The late singer was only 48 when she died tragically of drug intoxication in 2012. One of the bestselling artists of all time, Houston left a catalogue of songs that have endured. Evidence of that could be seen at Saturday’s interactive concert during which obvious Houston fans, encouraged to participate, sang along to songs in a program that included the music icon’s greatest hits. Many danced in place and even in the aisles, to Cole’s spot-on renditions of many of Houston’s most well-known songs.
Cole, whose vocal range and tone, is incredibly similar to Houston’s, was also spectacular in capturing Houston’s emotional qualities, as she performed passionate songs that explore themes of love, romance, heartache, strength and empowerment. In between songs Cole revealed her own sweet and easy-going personality. Based on her affectionate and respectful comments about Houston, it was obvious that she too is as worshipful of her idol as devotees in attendance.
In addition to the ISO, Cole was accompanied by Haven’s first-rate Windborne Music band that included Justin Avery on keyboards; George Cintron, on guitar; Powell Randolph on drums; Eddie Williams on bass; Dan Clemons on bass; and backup vocalists Felicia Barton & Bonnie Keen.
“I Will Always Love You,” from “The Bodyguard” which is considered Houston’s signature song, was Cole’s opening number.
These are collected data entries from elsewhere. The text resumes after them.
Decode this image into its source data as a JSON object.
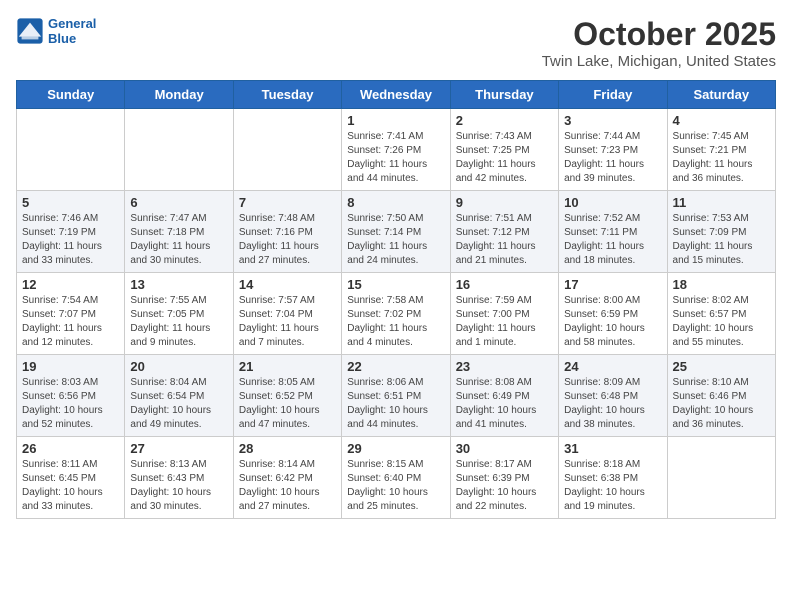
{
  "logo": {
    "line1": "General",
    "line2": "Blue"
  },
  "title": "October 2025",
  "location": "Twin Lake, Michigan, United States",
  "days_of_week": [
    "Sunday",
    "Monday",
    "Tuesday",
    "Wednesday",
    "Thursday",
    "Friday",
    "Saturday"
  ],
  "weeks": [
    [
      {
        "day": "",
        "sunrise": "",
        "sunset": "",
        "daylight": ""
      },
      {
        "day": "",
        "sunrise": "",
        "sunset": "",
        "daylight": ""
      },
      {
        "day": "",
        "sunrise": "",
        "sunset": "",
        "daylight": ""
      },
      {
        "day": "1",
        "sunrise": "Sunrise: 7:41 AM",
        "sunset": "Sunset: 7:26 PM",
        "daylight": "Daylight: 11 hours and 44 minutes."
      },
      {
        "day": "2",
        "sunrise": "Sunrise: 7:43 AM",
        "sunset": "Sunset: 7:25 PM",
        "daylight": "Daylight: 11 hours and 42 minutes."
      },
      {
        "day": "3",
        "sunrise": "Sunrise: 7:44 AM",
        "sunset": "Sunset: 7:23 PM",
        "daylight": "Daylight: 11 hours and 39 minutes."
      },
      {
        "day": "4",
        "sunrise": "Sunrise: 7:45 AM",
        "sunset": "Sunset: 7:21 PM",
        "daylight": "Daylight: 11 hours and 36 minutes."
      }
    ],
    [
      {
        "day": "5",
        "sunrise": "Sunrise: 7:46 AM",
        "sunset": "Sunset: 7:19 PM",
        "daylight": "Daylight: 11 hours and 33 minutes."
      },
      {
        "day": "6",
        "sunrise": "Sunrise: 7:47 AM",
        "sunset": "Sunset: 7:18 PM",
        "daylight": "Daylight: 11 hours and 30 minutes."
      },
      {
        "day": "7",
        "sunrise": "Sunrise: 7:48 AM",
        "sunset": "Sunset: 7:16 PM",
        "daylight": "Daylight: 11 hours and 27 minutes."
      },
      {
        "day": "8",
        "sunrise": "Sunrise: 7:50 AM",
        "sunset": "Sunset: 7:14 PM",
        "daylight": "Daylight: 11 hours and 24 minutes."
      },
      {
        "day": "9",
        "sunrise": "Sunrise: 7:51 AM",
        "sunset": "Sunset: 7:12 PM",
        "daylight": "Daylight: 11 hours and 21 minutes."
      },
      {
        "day": "10",
        "sunrise": "Sunrise: 7:52 AM",
        "sunset": "Sunset: 7:11 PM",
        "daylight": "Daylight: 11 hours and 18 minutes."
      },
      {
        "day": "11",
        "sunrise": "Sunrise: 7:53 AM",
        "sunset": "Sunset: 7:09 PM",
        "daylight": "Daylight: 11 hours and 15 minutes."
      }
    ],
    [
      {
        "day": "12",
        "sunrise": "Sunrise: 7:54 AM",
        "sunset": "Sunset: 7:07 PM",
        "daylight": "Daylight: 11 hours and 12 minutes."
      },
      {
        "day": "13",
        "sunrise": "Sunrise: 7:55 AM",
        "sunset": "Sunset: 7:05 PM",
        "daylight": "Daylight: 11 hours and 9 minutes."
      },
      {
        "day": "14",
        "sunrise": "Sunrise: 7:57 AM",
        "sunset": "Sunset: 7:04 PM",
        "daylight": "Daylight: 11 hours and 7 minutes."
      },
      {
        "day": "15",
        "sunrise": "Sunrise: 7:58 AM",
        "sunset": "Sunset: 7:02 PM",
        "daylight": "Daylight: 11 hours and 4 minutes."
      },
      {
        "day": "16",
        "sunrise": "Sunrise: 7:59 AM",
        "sunset": "Sunset: 7:00 PM",
        "daylight": "Daylight: 11 hours and 1 minute."
      },
      {
        "day": "17",
        "sunrise": "Sunrise: 8:00 AM",
        "sunset": "Sunset: 6:59 PM",
        "daylight": "Daylight: 10 hours and 58 minutes."
      },
      {
        "day": "18",
        "sunrise": "Sunrise: 8:02 AM",
        "sunset": "Sunset: 6:57 PM",
        "daylight": "Daylight: 10 hours and 55 minutes."
      }
    ],
    [
      {
        "day": "19",
        "sunrise": "Sunrise: 8:03 AM",
        "sunset": "Sunset: 6:56 PM",
        "daylight": "Daylight: 10 hours and 52 minutes."
      },
      {
        "day": "20",
        "sunrise": "Sunrise: 8:04 AM",
        "sunset": "Sunset: 6:54 PM",
        "daylight": "Daylight: 10 hours and 49 minutes."
      },
      {
        "day": "21",
        "sunrise": "Sunrise: 8:05 AM",
        "sunset": "Sunset: 6:52 PM",
        "daylight": "Daylight: 10 hours and 47 minutes."
      },
      {
        "day": "22",
        "sunrise": "Sunrise: 8:06 AM",
        "sunset": "Sunset: 6:51 PM",
        "daylight": "Daylight: 10 hours and 44 minutes."
      },
      {
        "day": "23",
        "sunrise": "Sunrise: 8:08 AM",
        "sunset": "Sunset: 6:49 PM",
        "daylight": "Daylight: 10 hours and 41 minutes."
      },
      {
        "day": "24",
        "sunrise": "Sunrise: 8:09 AM",
        "sunset": "Sunset: 6:48 PM",
        "daylight": "Daylight: 10 hours and 38 minutes."
      },
      {
        "day": "25",
        "sunrise": "Sunrise: 8:10 AM",
        "sunset": "Sunset: 6:46 PM",
        "daylight": "Daylight: 10 hours and 36 minutes."
      }
    ],
    [
      {
        "day": "26",
        "sunrise": "Sunrise: 8:11 AM",
        "sunset": "Sunset: 6:45 PM",
        "daylight": "Daylight: 10 hours and 33 minutes."
      },
      {
        "day": "27",
        "sunrise": "Sunrise: 8:13 AM",
        "sunset": "Sunset: 6:43 PM",
        "daylight": "Daylight: 10 hours and 30 minutes."
      },
      {
        "day": "28",
        "sunrise": "Sunrise: 8:14 AM",
        "sunset": "Sunset: 6:42 PM",
        "daylight": "Daylight: 10 hours and 27 minutes."
      },
      {
        "day": "29",
        "sunrise": "Sunrise: 8:15 AM",
        "sunset": "Sunset: 6:40 PM",
        "daylight": "Daylight: 10 hours and 25 minutes."
      },
      {
        "day": "30",
        "sunrise": "Sunrise: 8:17 AM",
        "sunset": "Sunset: 6:39 PM",
        "daylight": "Daylight: 10 hours and 22 minutes."
      },
      {
        "day": "31",
        "sunrise": "Sunrise: 8:18 AM",
        "sunset": "Sunset: 6:38 PM",
        "daylight": "Daylight: 10 hours and 19 minutes."
      },
      {
        "day": "",
        "sunrise": "",
        "sunset": "",
        "daylight": ""
      }
    ]
  ]
}
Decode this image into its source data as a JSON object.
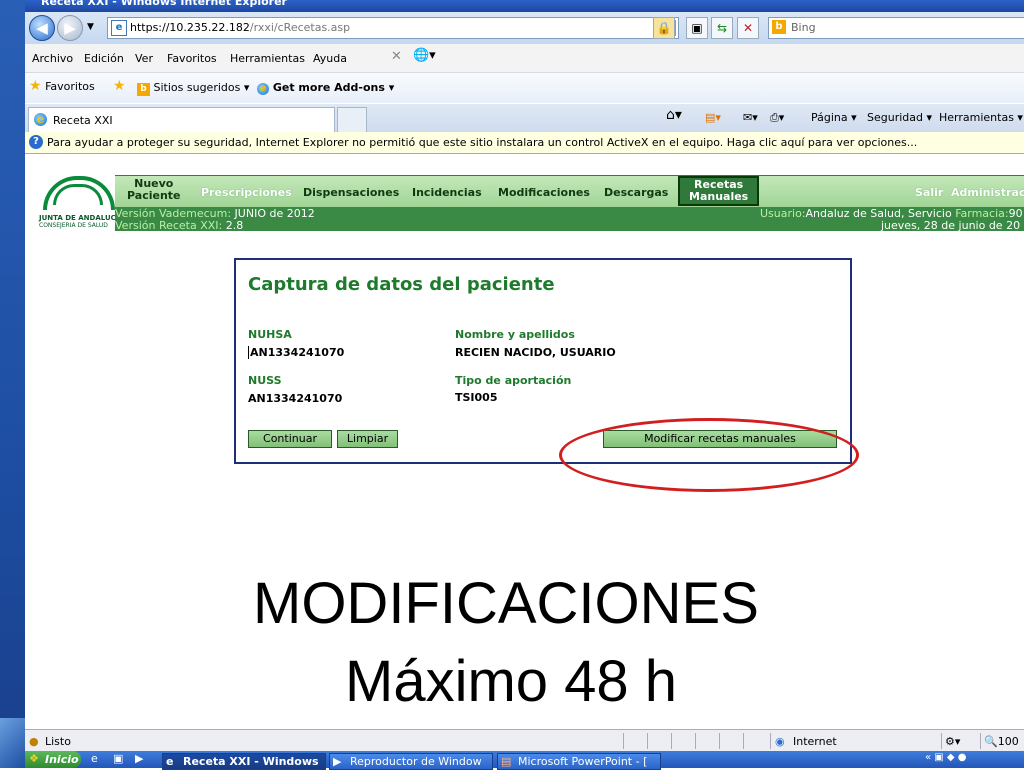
{
  "window": {
    "title": "Receta XXI - Windows Internet Explorer"
  },
  "address": {
    "url_host": "https://10.235.22.182",
    "url_path": "/rxxi/cRecetas.asp"
  },
  "search": {
    "placeholder": "Bing"
  },
  "menu": [
    "Archivo",
    "Edición",
    "Ver",
    "Favoritos",
    "Herramientas",
    "Ayuda"
  ],
  "favorites": {
    "label": "Favoritos",
    "suggested": "Sitios sugeridos",
    "addons": "Get more Add-ons"
  },
  "tab": {
    "label": "Receta XXI"
  },
  "commands": {
    "page": "Página",
    "security": "Seguridad",
    "tools": "Herramientas"
  },
  "infobar": {
    "text": "Para ayudar a proteger su seguridad, Internet Explorer no permitió que este sitio instalara un control ActiveX en el equipo. Haga clic aquí para ver opciones..."
  },
  "logo": {
    "line1": "JUNTA DE ANDALUCIA",
    "line2": "CONSEJERIA DE SALUD"
  },
  "nav": {
    "nuevo_paciente_1": "Nuevo",
    "nuevo_paciente_2": "Paciente",
    "prescripciones": "Prescripciones",
    "dispensaciones": "Dispensaciones",
    "incidencias": "Incidencias",
    "modificaciones": "Modificaciones",
    "descargas": "Descargas",
    "recetas_1": "Recetas",
    "recetas_2": "Manuales",
    "salir": "Salir",
    "administracion": "Administraci"
  },
  "info": {
    "vademecum_label": "Versión Vademecum:",
    "vademecum_value": "JUNIO de 2012",
    "receta_label": "Versión Receta XXI:",
    "receta_value": "2.8",
    "usuario_label": "Usuario:",
    "usuario_value": "Andaluz de Salud, Servicio",
    "farmacia_label": "Farmacia:",
    "farmacia_value": "90",
    "fecha": "jueves, 28 de junio de 20"
  },
  "form": {
    "title": "Captura de datos del paciente",
    "nuhsa_label": "NUHSA",
    "nuhsa_value": "AN1334241070",
    "nombre_label": "Nombre y apellidos",
    "nombre_value": "RECIEN NACIDO, USUARIO",
    "nuss_label": "NUSS",
    "nuss_value": "AN1334241070",
    "aportacion_label": "Tipo de aportación",
    "aportacion_value": "TSI005",
    "continuar": "Continuar",
    "limpiar": "Limpiar",
    "modificar": "Modificar recetas manuales"
  },
  "overlay": {
    "line1": "MODIFICACIONES",
    "line2": "Máximo 48 h"
  },
  "status": {
    "text": "Listo",
    "zone": "Internet",
    "zoom": "100"
  },
  "taskbar": {
    "start": "Inicio",
    "task1": "Receta XXI - Windows",
    "task2": "Reproductor de Window",
    "task3": "Microsoft PowerPoint - ["
  },
  "colors": {
    "nav_green": "#9fd495",
    "form_green": "#1e7a2c",
    "highlight_red": "#d21e1e",
    "panel_border": "#1c2f78"
  }
}
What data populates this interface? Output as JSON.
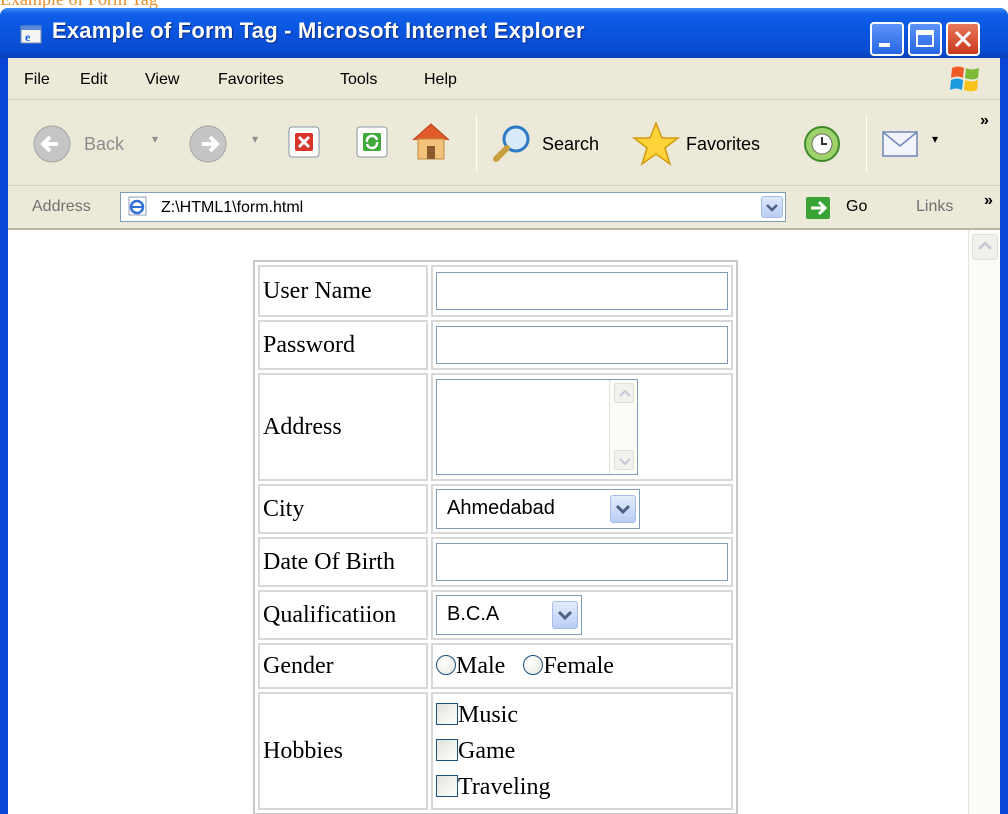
{
  "page_header_fragment": "Example of Form Tag",
  "window": {
    "title": "Example of Form Tag - Microsoft Internet Explorer"
  },
  "menu": [
    "File",
    "Edit",
    "View",
    "Favorites",
    "Tools",
    "Help"
  ],
  "toolbar": {
    "back": "Back",
    "search": "Search",
    "favorites": "Favorites",
    "overflow": "»"
  },
  "address_bar": {
    "label": "Address",
    "url": "Z:\\HTML1\\form.html",
    "go": "Go",
    "links": "Links",
    "links_overflow": "»"
  },
  "form": {
    "user_name_label": "User Name",
    "password_label": "Password",
    "address_label": "Address",
    "city_label": "City",
    "city_value": "Ahmedabad",
    "dob_label": "Date Of Birth",
    "qualification_label": "Qualificatiion",
    "qualification_value": "B.C.A",
    "gender_label": "Gender",
    "gender_options": [
      "Male",
      "Female"
    ],
    "hobbies_label": "Hobbies",
    "hobbies": [
      "Music",
      "Game",
      "Traveling"
    ]
  },
  "colors": {
    "titlebar_blue": "#0a54de",
    "chrome": "#ece9d8",
    "close_red": "#c9381a",
    "header_fragment_orange": "#e8902a"
  }
}
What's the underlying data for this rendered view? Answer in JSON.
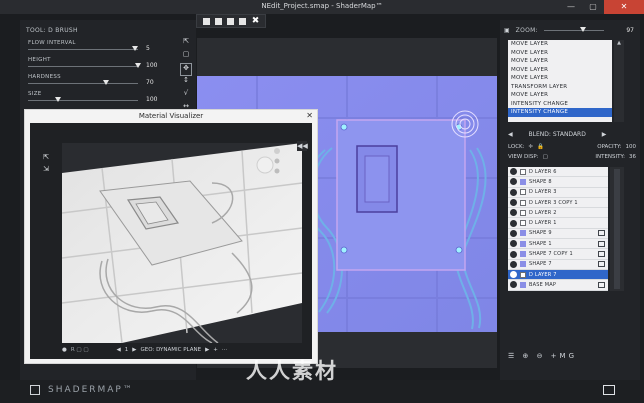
{
  "window": {
    "title": "NEdit_Project.smap - ShaderMap™",
    "min": "—",
    "max": "▢",
    "close": "✕"
  },
  "brush": {
    "tool_label": "TOOL: D BRUSH",
    "params": [
      {
        "name": "FLOW INTERVAL",
        "value": "5"
      },
      {
        "name": "HEIGHT",
        "value": "100"
      },
      {
        "name": "HARDNESS",
        "value": "70"
      },
      {
        "name": "SIZE",
        "value": "100"
      }
    ],
    "tools": [
      "⇱",
      "▢",
      "✥",
      "↕",
      "√",
      "↔"
    ]
  },
  "visualizer": {
    "title": "Material Visualizer",
    "close": "✕",
    "left_icons": [
      "⇱",
      "⇲"
    ],
    "bottom": {
      "labels": "R  ▢  ▢",
      "page": "1",
      "geo": "GEO: DYNAMIC PLANE",
      "prev": "◀",
      "next": "▶",
      "play": "▶",
      "add": "+",
      "more": "···"
    },
    "side_button": "◀◀"
  },
  "zoom": {
    "label": "ZOOM:",
    "value": "97"
  },
  "history": {
    "items": [
      "MOVE LAYER",
      "MOVE LAYER",
      "MOVE LAYER",
      "MOVE LAYER",
      "MOVE LAYER",
      "TRANSFORM LAYER",
      "MOVE LAYER",
      "INTENSITY CHANGE",
      "INTENSITY CHANGE"
    ],
    "selected_index": 8
  },
  "blend": {
    "label": "BLEND: STANDARD",
    "prev": "◀",
    "next": "▶"
  },
  "lock": {
    "label": "LOCK:",
    "opacity_label": "OPACITY:",
    "opacity_value": "100"
  },
  "view": {
    "label": "VIEW DISP:",
    "intensity_label": "INTENSITY:",
    "intensity_value": "36"
  },
  "layers": {
    "items": [
      {
        "name": "D LAYER 6",
        "swatch": "white"
      },
      {
        "name": "SHAPE 8",
        "swatch": "blue"
      },
      {
        "name": "D LAYER 3",
        "swatch": "white"
      },
      {
        "name": "D LAYER 3 COPY 1",
        "swatch": "white"
      },
      {
        "name": "D LAYER 2",
        "swatch": "white"
      },
      {
        "name": "D LAYER 1",
        "swatch": "white"
      },
      {
        "name": "SHAPE 9",
        "swatch": "blue",
        "badge": true
      },
      {
        "name": "SHAPE 1",
        "swatch": "blue",
        "badge": true
      },
      {
        "name": "SHAPE 7 COPY 1",
        "swatch": "blue",
        "badge": true
      },
      {
        "name": "SHAPE 7",
        "swatch": "blue",
        "badge": true
      },
      {
        "name": "D LAYER 7",
        "swatch": "white",
        "selected": true
      },
      {
        "name": "BASE MAP",
        "swatch": "blue",
        "badge": true
      }
    ]
  },
  "layer_tools": "☰ ⊕ ⊖ +MG",
  "status": {
    "brand": "SHADERMAP™"
  },
  "watermark": "人人素材",
  "colors": {
    "accent": "#2f66c9",
    "normal_map": "#8a8ee6",
    "background": "#1b1d20",
    "close": "#c84434"
  }
}
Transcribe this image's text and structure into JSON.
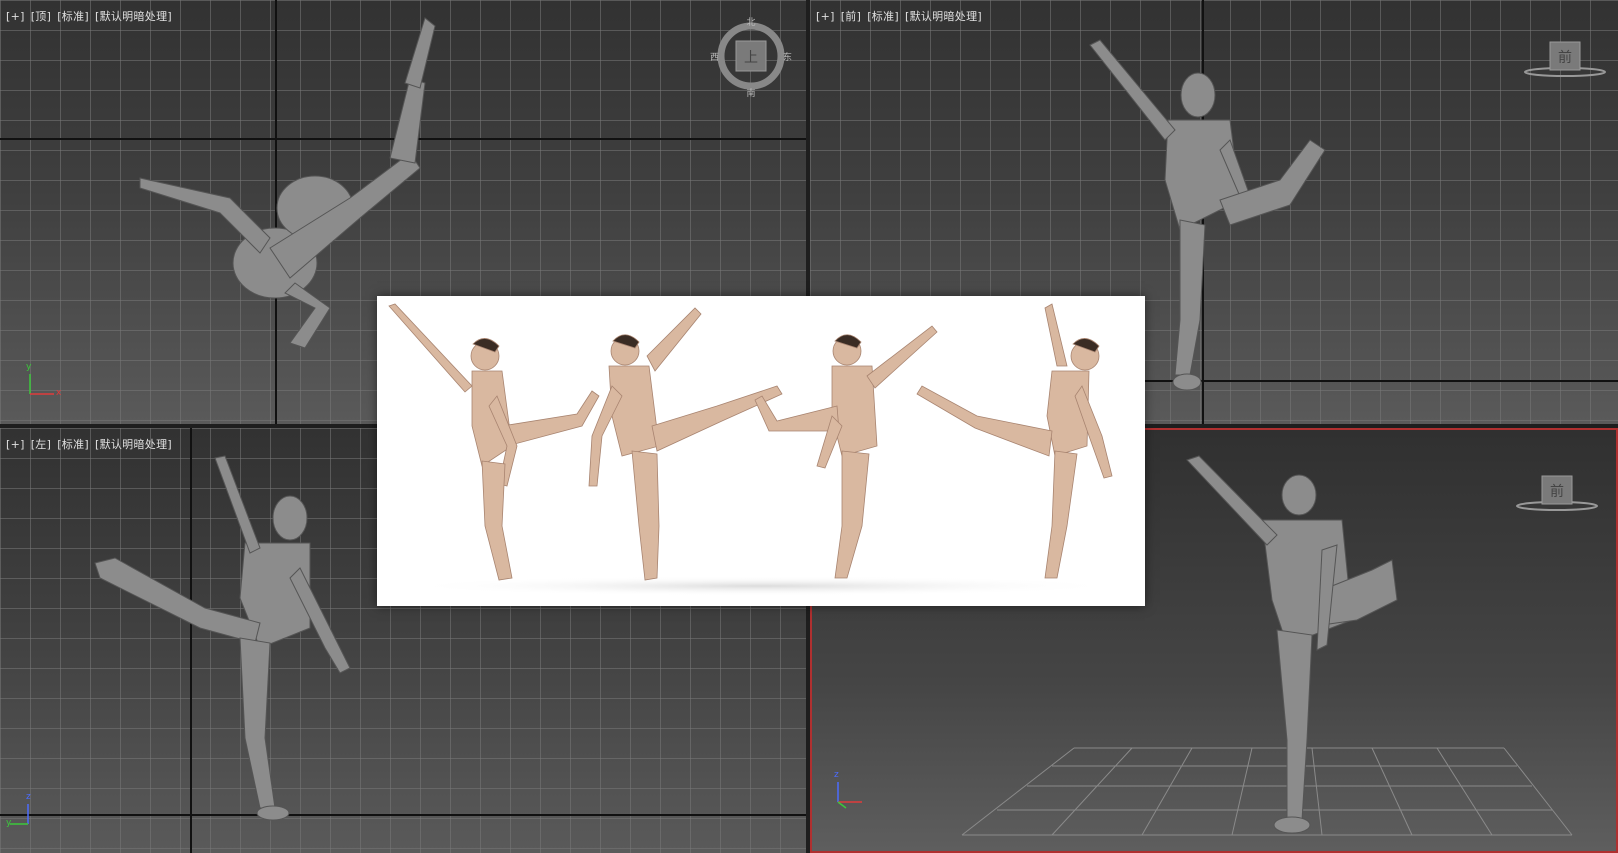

Following it was a program that included many of Houston’s hits such as” I Have Nothing,” “”Saving All My Love for You.” “Run to You, “Greatest Love of All, ” “Didn’t We Almost Have It All,” “One Moment In Time,” and “Where Do Broken Hearts Go?.” One number that really resonated with the audience and which seemed to elicit the most joy was “I’m Every Woman.”
As most in the audience stood and many danced, Cole closed with “I Wanna Dance with Somebody.” It was not your typically staid and reserved ISO audience but one of the most animated I have ever seen at the historic Hilbert venue.
As for the ISO, made up of skilled and seasoned musicians, it was near perfection in its blend and expressiveness and its dynamic chemistry with conductor Havens.
At a time when we could all use some welcome relief from news of natural disasters, toxic politics, and division, it was a pleasure to be amid an integrated crowd enjoying itself. With music being the common denominator, differences were put aside, if only for a few hours, to celebrate and be entertained by the music of a gifted performer. Gone to soon, Houston, through her artistry, helped many to view the world with color-blind vision It is a contribution that exists as her cherished legacy.
When other performing arts organizations are struggling to diversify its audiences, the ISO achieved a major coup with this concert. Hopefully the orchestra will further promote inclusiveness by programming more concerts, such as this one, which brought people together as only music can.